Le matin encore de la neige. C’est sympa la neige. Ca feutre les bruits, ça a un goût d’enfance et ça remue le minot qui est tout au fond de nous. Du temps où on rentrait à la maison les pieds et les mains gelés en revenant du champ d’à coté avec sa luge. On glissait ses doigts gelés sous les bras de maman, dans la cuisine aux vitres embuées, à coté d’une marmite dont le couvercle se soulevait, laissant échapper de délicieuses effluves. Ce matin encore la neige. Elle s’est invité au bal des bourgeons. Invitée surprise, elle tape l’incruste, s’accroche, s’en va sous le soleil, revient la nuit tombée. Un mois qu’elle est là. Au début c’était plutôt sympa, un petit coté noël après l’heure, montagne en plaine. Puis elle a eu raison de notre patience. Car la neige recouvre tout, y compris nos chemins.
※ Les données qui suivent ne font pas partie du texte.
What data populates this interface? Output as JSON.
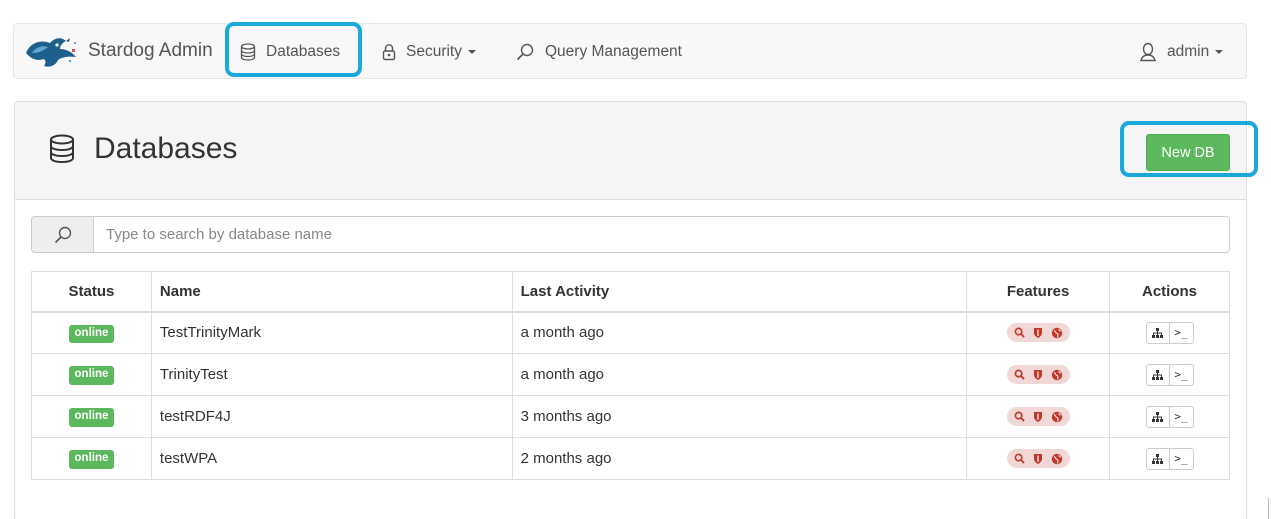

Car voilà bien le problème. Avec la neige plus possible d’aller se laver les neurones au grand air sur un vtt. Pour quelques chanceux, voisins des montagnes, il reste le ski mais pour beaucoup la neige devient rapidement un obstacle à toute sortie. Pire ! Quand elle décide de fondre, elle accouche d’une bouillasse collante en surface sur un sol encore gelé. Une horreur peu favorable à une reprise.

Alors on parcourt d’un doigt distrait quelque magazine, le cul sur le trône, en attendant que la neige tombe et que la nature fasse son office. On glisse dans nos lecteurs, des DVD ousque de jeunes écervelés pratiquent des choses inavouables avec des vtt de rêves, dans des paysages ensoleillés et bourrés de singles d’anthologies. On fait tout cela un peu comme un fumeur repentit sniffe l’odeur des paquets de cigarettes. On se fait des promesses de Roméo à sa Juliette, se jurant de visiter cette année -si, si, promis…- ce spot de rêve repéré depuis longtemps et négligé l’année derniére (il y a 1000 ans, quand il faisait beau…). Et même des fois, l’on va, qui à la cave, qui au garage, voire même pour les plus pervers directement au salon, faire une petite visite à sa machine, qui attend patiemment le retour du guerrier.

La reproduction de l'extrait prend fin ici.